Lawyers for the Republican National Committee filed a petition this week seeking review of an appellate court decision on coordination restrictions affecting parties and candidates.
The petition in the case, Cao v. Federal Election Commission, was filed Dec. 8. In September, an en banc panel of the Fifth Circuit Court of Appeals ruled against the plaintiffs, Rep. Anh “Joseph” Cao (R-La.), the Republican Party of Louisiana and the RNC. Cao and the RNC are represented by super-campaign finance litigator James Bopp, Jr. of Bopp, Coleson & Bostrom. Bopp is also an RNC vice-chairman.
The appellate court held that precedent going back to Buckley v. Valeo allowed Congress more leeway in restricting expenditures coordinated with a candidate, which are regulated as direct contributions. In Buckley, the court held that Congress could limit campaign contributions because of the possibility of quid pro quo corruption. But the Buckley Court also held that the government could not limit expenditures without violating the First Amendment.
Cao, who lost his bid for re-election in November, and the RNC want the court to invalidate a provision in campaign finance law restricting the ability of parties to effectively coordinate their expenditures with candidates.
The Fifth Circuit Court of Appeals held that the restrictions were justified by the rationale in Buckley—that Congress could regulate coordinated expenditures as contributions. The RNC argues the line between contributions and expenditures in this context is unclear, and the restrictions effectively limit much of their own speech without a sufficient anti-corruption interest (parties and candidates remain subject to federal contribution limits). As an alternative question, the RNC asked the court to decide whether coordination restrictions can apply if the party merely coordinates advertising time slot strategies with the candidate.
Under current law, parties are limited to contributing $5,000 to federal candidates and spending $42,100 in coordinated expenditures.
This issue has received bipartisan support, but in this particular case the RNC has aggressively challenged the law and the Democratic National Committee has remained relatively silent. That may change in the run-up to the 2012 campaign cycle.
In January, the Supreme Court ruled in Citizens United v. FEC that Congress could not prohibit the independent expenditures of companies, unions and advocacy groups. Citizens United restored the preeminence of the Buckley expenditure doctrine after the Court’s 1990 decision in Austin v. Michigan Chamber of Commerce muddled the issue by allowing restrictions on corporate expenditures). Many campaign finance observers note that national parties face a disadvantage in relation to independent groups in this new paradigm, and a bipartisan roster of former party lawyers, FEC commissioners and elected officials have urged a rethinking of party coordination restrictions to allow parties to more effectively assist candidates.

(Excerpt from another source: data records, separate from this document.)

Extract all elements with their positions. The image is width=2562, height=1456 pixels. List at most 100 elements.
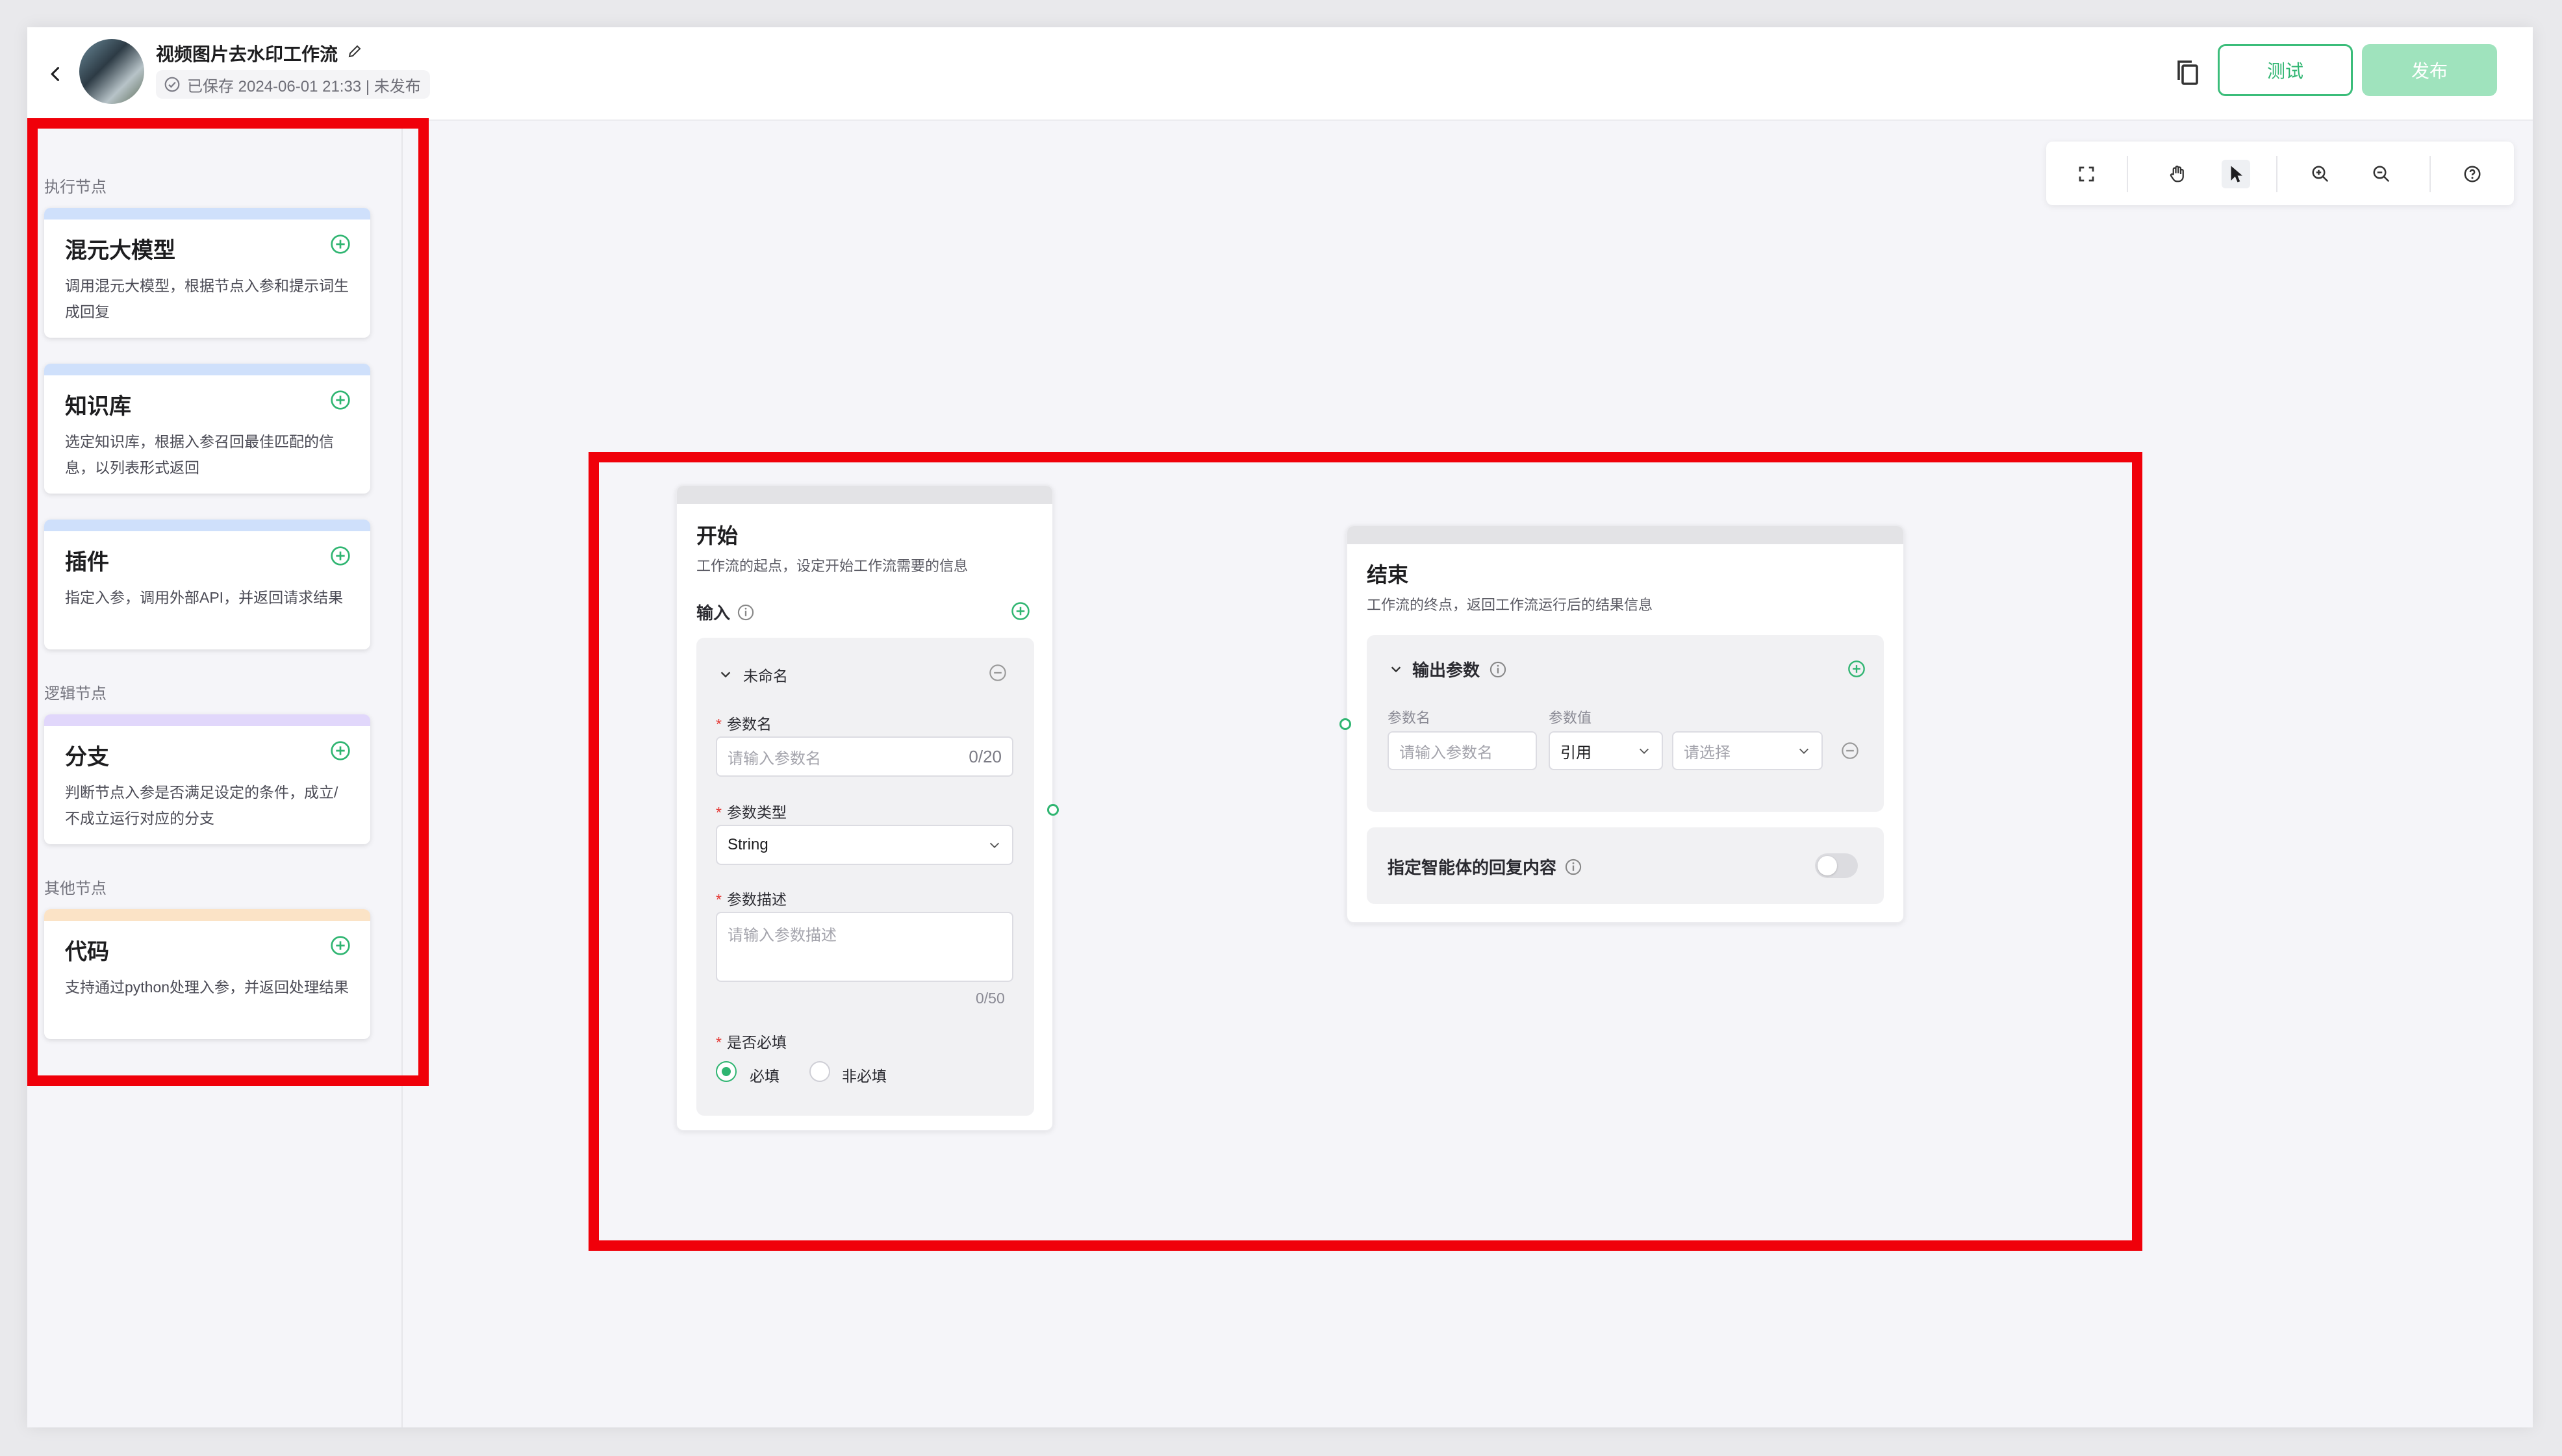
node-card-knowledge[interactable]: 知识库 选定知识库，根据入参召回最佳匹配的信息，以列表形式返回 (44, 364, 370, 494)
info-icon (1565, 859, 1582, 875)
save-status-badge: 已保存 2024-06-01 21:33 | 未发布 (156, 70, 430, 99)
required-label: * 是否必填 (716, 1034, 787, 1051)
reply-label-text: 指定智能体的回复内容 (1388, 858, 1557, 877)
node-card-desc: 支持通过python处理入参，并返回处理结果 (65, 979, 349, 996)
chevron-down-icon (720, 672, 731, 678)
required-yes-radio[interactable] (716, 1061, 737, 1082)
node-card-name: 代码 (65, 940, 109, 964)
toolbar-divider (2127, 156, 2128, 192)
info-icon (737, 604, 754, 620)
param-group-name: 未命名 (743, 668, 788, 684)
node-title: 开始 (696, 524, 739, 547)
reply-content-panel: 指定智能体的回复内容 (1367, 827, 1884, 904)
param-type-label-text: 参数类型 (726, 804, 787, 821)
node-card-llm[interactable]: 混元大模型 调用混元大模型，根据节点入参和提示词生成回复 (44, 208, 370, 338)
workflow-title-text: 视频图片去水印工作流 (156, 44, 338, 64)
node-card-code[interactable]: 代码 支持通过python处理入参，并返回处理结果 (44, 909, 370, 1039)
save-status-text: 已保存 2024-06-01 21:33 | 未发布 (187, 77, 421, 95)
node-card-desc: 调用混元大模型，根据节点入参和提示词生成回复 (65, 277, 349, 320)
node-card-name: 分支 (65, 745, 109, 770)
workflow-title: 视频图片去水印工作流 (156, 40, 362, 66)
publish-button[interactable]: 发布 (2362, 44, 2497, 96)
hand-icon (2170, 166, 2184, 182)
add-input-icon[interactable] (1011, 601, 1030, 621)
start-node-output-port[interactable] (1047, 804, 1059, 816)
node-card-name: 知识库 (65, 394, 131, 419)
fullscreen-icon (2079, 166, 2094, 182)
param-name-placeholder: 请输入参数名 (728, 749, 821, 768)
remove-circle-icon[interactable] (1841, 742, 1859, 760)
node-title: 结束 (1367, 563, 1409, 586)
canvas-toolbar (2046, 142, 2514, 205)
param-type-select[interactable]: String (716, 825, 1013, 865)
pointer-tool-button[interactable] (2222, 160, 2250, 188)
hand-tool-button[interactable] (2163, 160, 2192, 188)
zoom-in-button[interactable] (2306, 160, 2335, 188)
add-circle-icon[interactable] (330, 390, 351, 410)
test-button[interactable]: 测试 (2218, 44, 2353, 96)
input-label-text: 输入 (696, 603, 731, 623)
end-node[interactable]: 结束 工作流的终点，返回工作流运行后的结果信息 输出参数 参数名 参数值 请输入… (1346, 525, 1905, 923)
section-label-logic: 逻辑节点 (44, 685, 107, 703)
col-name-header: 参数名 (1388, 710, 1431, 726)
node-card-name: 混元大模型 (65, 238, 175, 263)
copy-button[interactable] (2171, 56, 2205, 91)
back-button[interactable] (40, 58, 71, 90)
toolbar-divider (2429, 156, 2431, 192)
help-button[interactable] (2458, 160, 2487, 188)
add-output-icon[interactable] (1847, 660, 1866, 678)
toolbar-divider (2276, 156, 2277, 192)
output-ref-select[interactable]: 引用 (1549, 731, 1663, 770)
node-card-desc: 判断节点入参是否满足设定的条件，成立/不成立运行对应的分支 (65, 784, 338, 827)
reply-content-label: 指定智能体的回复内容 (1388, 855, 1582, 879)
help-icon (2464, 166, 2481, 182)
end-node-input-port[interactable] (1339, 718, 1351, 730)
param-name-label-text: 参数名 (726, 716, 772, 733)
output-label-text: 输出参数 (1412, 660, 1480, 680)
node-card-branch[interactable]: 分支 判断节点入参是否满足设定的条件，成立/不成立运行对应的分支 (44, 714, 370, 844)
param-name-label: * 参数名 (716, 716, 772, 733)
required-yes-label: 必填 (750, 1068, 780, 1085)
add-circle-icon[interactable] (330, 935, 351, 956)
param-type-label: * 参数类型 (716, 804, 787, 821)
param-panel: 未命名 * 参数名 请输入参数名 0/20 * 参数类型 String * 参数描述 … (696, 638, 1034, 1116)
param-name-input[interactable]: 请输入参数名 0/20 (716, 736, 1013, 777)
node-card-stripe (44, 208, 370, 220)
output-section-header[interactable]: 输出参数 (1389, 657, 1507, 681)
add-circle-icon[interactable] (330, 234, 351, 255)
chevron-down-icon (1799, 748, 1809, 754)
param-group-header[interactable]: 未命名 (718, 664, 788, 686)
chevron-down-icon (1391, 666, 1401, 672)
input-section-label: 输入 (696, 600, 755, 624)
node-card-desc: 指定入参，调用外部API，并返回请求结果 (65, 589, 344, 606)
chevron-down-icon (1639, 748, 1649, 754)
param-desc-textarea[interactable]: 请输入参数描述 (716, 912, 1013, 982)
section-label-other: 其他节点 (44, 880, 107, 897)
zoom-out-button[interactable] (2367, 160, 2396, 188)
node-card-name: 插件 (65, 550, 109, 575)
node-card-stripe (44, 714, 370, 726)
reply-content-toggle[interactable] (1815, 853, 1858, 878)
remove-circle-icon[interactable] (989, 664, 1007, 682)
section-label-execute: 执行节点 (44, 179, 107, 196)
node-card-stripe (44, 909, 370, 921)
output-value-select[interactable]: 请选择 (1672, 731, 1823, 770)
cursor-icon (2231, 166, 2242, 182)
chevron-down-icon (989, 842, 1000, 848)
add-circle-icon[interactable] (330, 546, 351, 566)
fullscreen-button[interactable] (2072, 160, 2101, 188)
app-window: 视频图片去水印工作流 已保存 2024-06-01 21:33 | 未发布 测试… (27, 27, 2533, 1427)
add-circle-icon[interactable] (330, 740, 351, 761)
param-name-count: 0/20 (969, 746, 1002, 766)
start-node[interactable]: 开始 工作流的起点，设定开始工作流需要的信息 输入 未命名 * 参数名 请输入参数… (676, 484, 1054, 1131)
output-name-input[interactable]: 请输入参数名 (1388, 731, 1537, 770)
edit-pencil-icon[interactable] (347, 43, 362, 64)
param-desc-label: * 参数描述 (716, 891, 787, 908)
col-value-header: 参数值 (1549, 710, 1592, 726)
required-no-radio[interactable] (809, 1061, 830, 1082)
node-card-plugin[interactable]: 插件 指定入参，调用外部API，并返回请求结果 (44, 520, 370, 649)
header-bar: 视频图片去水印工作流 已保存 2024-06-01 21:33 | 未发布 测试… (27, 27, 2533, 121)
node-header-stripe (1347, 526, 1903, 544)
node-card-stripe (44, 364, 370, 375)
output-param-panel: 输出参数 参数名 参数值 请输入参数名 引用 请选择 (1367, 635, 1884, 812)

“This case shows that ‘independent expenditures,’ which are the only currently available avenue for a political party’s unlimited “own speech,’ do not adequately protect a party’s First Amendment right to engage in its own core political speech. And recent judicial decisions leave political parties—traditionally favored—at a disadvantage relative to corporations, unions, trade associations, special interest groups, and political action committees (‘PACs’) in their ability to engage in independent expenditures,” the RNC and Cao argue in the cert petition.
This week, the Center for Competitive Politics released an agenda focusing on policy issues Congress should address to modernize campaign finance law. Our first recommendation focused on removing party coordination restrictions:
Remove Limits on Coordinated Party Spending and Clarify the Coordination Standard
The Watergate-era coordination restrictions should be updated in light the Supreme Court’s decision in Citizens United. The odd result of past court precedent and legislation is to drive a wedge between parties and candidates. Parties can spend unlimited sums to help their candidates, but only if they do so independently of the candidates—that is, without sharing information on the candidate’s strengths and weaknesses, strategies, plans, polling data, and needs. Prior to McCain-Feingold, this dichotomy might have made some sense, in that parties could accept and spend “soft” money—funds raised outside the federal limits and source restrictions—to support candidates so long as they avoided “express advocacy.” Therefore, “soft money” could be spent independently and hard money could be spent in coordination (up to a limit) with the candidate. Since McCain-Feingold, however, national political parties have been prohibited from accepting any contribution that does not meet the limits and prohibitions of federal law. Thus, all party spending is “hard”-regulated and limited-money. There is no legitimate purpose in limiting the ability of political parties to spend unlimited “hard” money in coordination with a campaign. Eliminating the coordination barrier would allow parties and candidates to do what parties and candidates ought to do: work together to gain election, and to spend money on the races they deem most important. Prominent political attorneys, such as Democratic lawyer Marc Elias, advocated for such a change recently in testimony before the FEC.
Congress may not be willing to remove their self-imposed coordination handcuffs. But, if the Supreme Court takes up the case, political lawyers of all stripes should be able to show that restricting parties from advocating on behalf of their candidates—using limited, regulated dollars—violates the First Amendment.